This is a life cast of a catbird's claw. I cast it in solid sterling silver here in New York City. The claw is an inch long and hangs from a 18 inch sterling Bali style chain. I was really pleased with the way the details popped on this piece. The talons are strong yet flexible so you can bend them to hold something. That was a bonus find. It's a great small detail piece for someone who would like an element that can be worn everyday. It's not huge.
Comes on an 18 popcorn style sterling silver chain.
As always no creatures were harmed in any way in the creation of this piece.
This species is named for its cat-like call. Like many members of the Mimidae (most famously, mockingbirds), it also mimics the songs of other birds, as well as those of Hylidae (tree frogs), and even mechanical sounds. Because of its well-developed songbird syrinx, it is able to make two sounds at the same time. The alarm call resembles the quiet calls of a male mallard.
Usually a shy bird, it can be attracted by "pishing" sound. Gray Catbirds are not afraid of predators and respond to them aggressively by flashing their wings and tails and by making their signature mew sounds. They are also known to even attack and peck predators that come too near their nests. They also will destroy eggs of the parasitic Brown-headed Cowbird (Molothrus ater) laid in their nests by pecking it.
Cowbirds are the bane of the endangered warblers in my area and I have always seen the catbird as an ally in the push back against them.
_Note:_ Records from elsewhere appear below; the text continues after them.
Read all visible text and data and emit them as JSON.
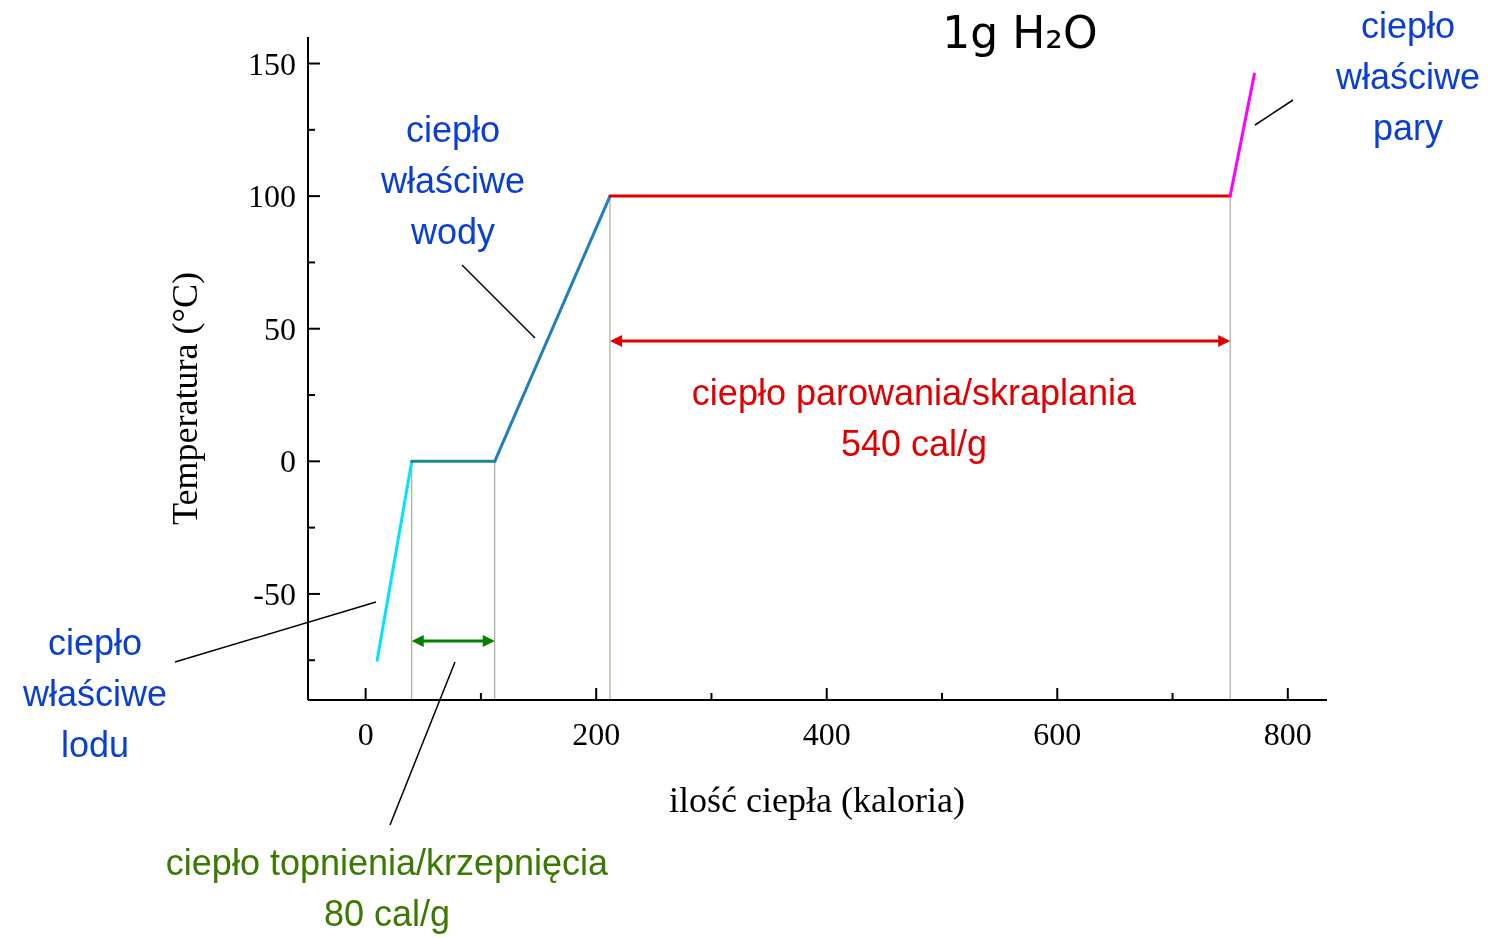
{
  "chart_data": {
    "type": "line",
    "title": "1g H₂O",
    "xlabel": "ilość ciepła (kaloria)",
    "ylabel": "Temperatura (°C)",
    "xlim": [
      -50,
      834
    ],
    "ylim": [
      -90,
      160
    ],
    "xticks": [
      0,
      {
        "value": 100,
        "label": null
      },
      200,
      {
        "value": 300,
        "label": null
      },
      400,
      {
        "value": 500,
        "label": null
      },
      600,
      {
        "value": 700,
        "label": null
      },
      800
    ],
    "yticks": [
      {
        "value": -75,
        "label": null
      },
      -50,
      {
        "value": -25,
        "label": null
      },
      0,
      {
        "value": 25,
        "label": null
      },
      50,
      {
        "value": 75,
        "label": null
      },
      100,
      {
        "value": 125,
        "label": null
      },
      150
    ],
    "marker": "none",
    "line_style": "solid",
    "series": [
      {
        "color": "#00e5ff",
        "x": [
          10,
          40
        ],
        "values": [
          -75,
          0
        ]
      },
      {
        "color": "#1a8a8a",
        "x": [
          40,
          112
        ],
        "values": [
          0,
          0
        ]
      },
      {
        "color": "#1f7fc0",
        "x": [
          112,
          212
        ],
        "values": [
          0,
          100
        ]
      },
      {
        "color": "#e00000",
        "x": [
          212,
          750
        ],
        "values": [
          100,
          100
        ]
      },
      {
        "color": "#ff00ff",
        "x": [
          750,
          771
        ],
        "values": [
          100,
          146
        ]
      }
    ],
    "ref_lines": [
      {
        "axis": "x",
        "value": 40,
        "color": "#9a9a80"
      },
      {
        "axis": "x",
        "value": 112,
        "color": "#9a9a80"
      },
      {
        "axis": "x",
        "value": 212,
        "color": "#9a9a80"
      },
      {
        "axis": "x",
        "value": 750,
        "color": "#9a9a80"
      }
    ],
    "annotations": [
      "ciepło\nwłaściwe\nlodu",
      "ciepło\nwłaściwe\nwody",
      "ciepło\nwłaściwe\npary",
      "ciepło topnienia/krzepnięcia\n80 cal/g",
      "ciepło parowania/skraplania\n540 cal/g"
    ]
  }
}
I don't like cowbirds.
"The catbird seat" is an idiomatic phrase used to describe an enviable position, often in terms of having the upper hand or greater advantage in all types of dealings among parties. According to the Oxford English Dictionary, the first recorded usage occurred in a 1942 humorous short story by James Thurber titled "The Catbird Seat," which features a character, Mrs. Barrows, who likes to use the phrase. Another character, Joey Hart, explains that Mrs. Barrows must have picked up the expression from Red Barber and that to Barber "sitting in the catbird seat" meant "'sitting pretty,' like a batter with three balls and no strikes on him." Further usage can be found in P. G. Wodehouse's 1958 novel Cocktail Time: "I get you. If we swing it, we'll be sitting pretty, 'In the catbird seat.'"
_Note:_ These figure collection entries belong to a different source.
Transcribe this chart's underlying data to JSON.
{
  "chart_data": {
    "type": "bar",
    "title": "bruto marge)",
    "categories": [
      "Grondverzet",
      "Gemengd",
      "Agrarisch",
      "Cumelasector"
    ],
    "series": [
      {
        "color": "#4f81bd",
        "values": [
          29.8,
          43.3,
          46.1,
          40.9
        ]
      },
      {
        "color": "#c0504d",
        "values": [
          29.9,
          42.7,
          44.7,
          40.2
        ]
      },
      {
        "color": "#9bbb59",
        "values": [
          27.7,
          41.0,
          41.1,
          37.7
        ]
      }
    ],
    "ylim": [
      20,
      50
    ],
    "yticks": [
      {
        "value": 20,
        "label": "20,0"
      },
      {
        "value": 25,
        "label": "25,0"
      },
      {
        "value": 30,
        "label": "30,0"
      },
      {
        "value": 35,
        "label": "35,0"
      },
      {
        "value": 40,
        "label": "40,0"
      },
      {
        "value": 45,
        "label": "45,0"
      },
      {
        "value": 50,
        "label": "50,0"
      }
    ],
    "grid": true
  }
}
You might ask, where did I get a catbird foot? Well the little bird was no longer using it . There was no deep spiritual journey with this one, nor any exotic location.
I was out in the Hamptons with my girls staying with some of Megan's really nice, fancy friends. I have yet to have my own friends with a house out there and as you may have heard it's pretty upscale. I was really trying to be on my best behavior.
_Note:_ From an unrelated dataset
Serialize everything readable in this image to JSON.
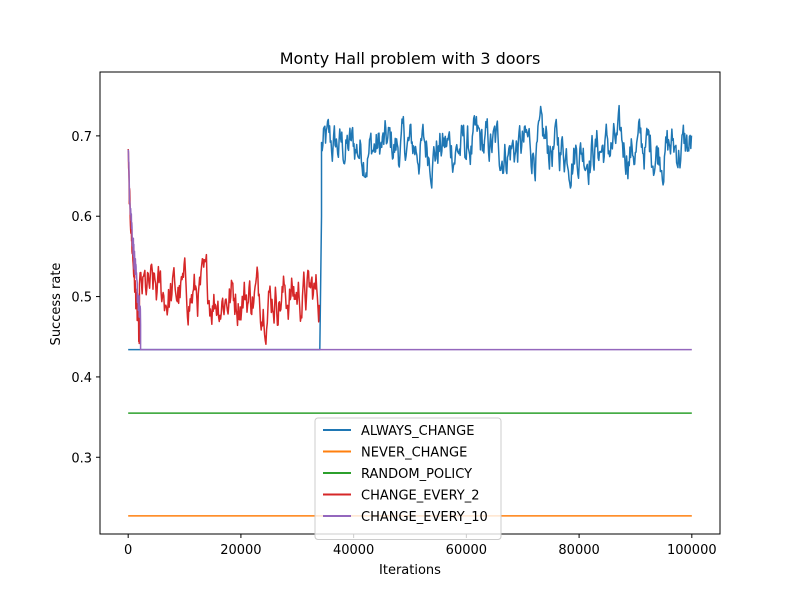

I was pushing the stroller through lovely Amagansett and happened upon a very recently deceased catbird.
Now, I love catbirds. As a boy my folks had encouraged my weird bird obsession and bought me a set of field guides. I could peel off the nesting habits and migrational patterns of the entire book at any moment. These facts were often met with a sort of "oh that's nice" half smile in my football frantic town. So I'm used to the odd looks.
Anyway, I was alone with the baby who was napping and I took a chance and made my move on the dead birdie. With multi tool that I often carry in my satchel (don't call it a purse) I quickly clipped his feet. I thought he needed a more proper burial. With that thought in mind our host rounded the corner. He looked at me and at the dead bird in hand. Busted.
I figured I would just play it straight up and told him I wanted to make a cast from the feet and use it as components in my work. So you know when dealing with normal people this kind of moment can really only go two ways. He looked at the claws in my hand and cocked his head. " Here it comes " I winced, prepared for the worst. " Hmm, that's really interesting,." he said. "You know my boyfriend found this really nice turtle skull. I wonder if you could work with that too?" Whew…. fellow oddballs come in all forms.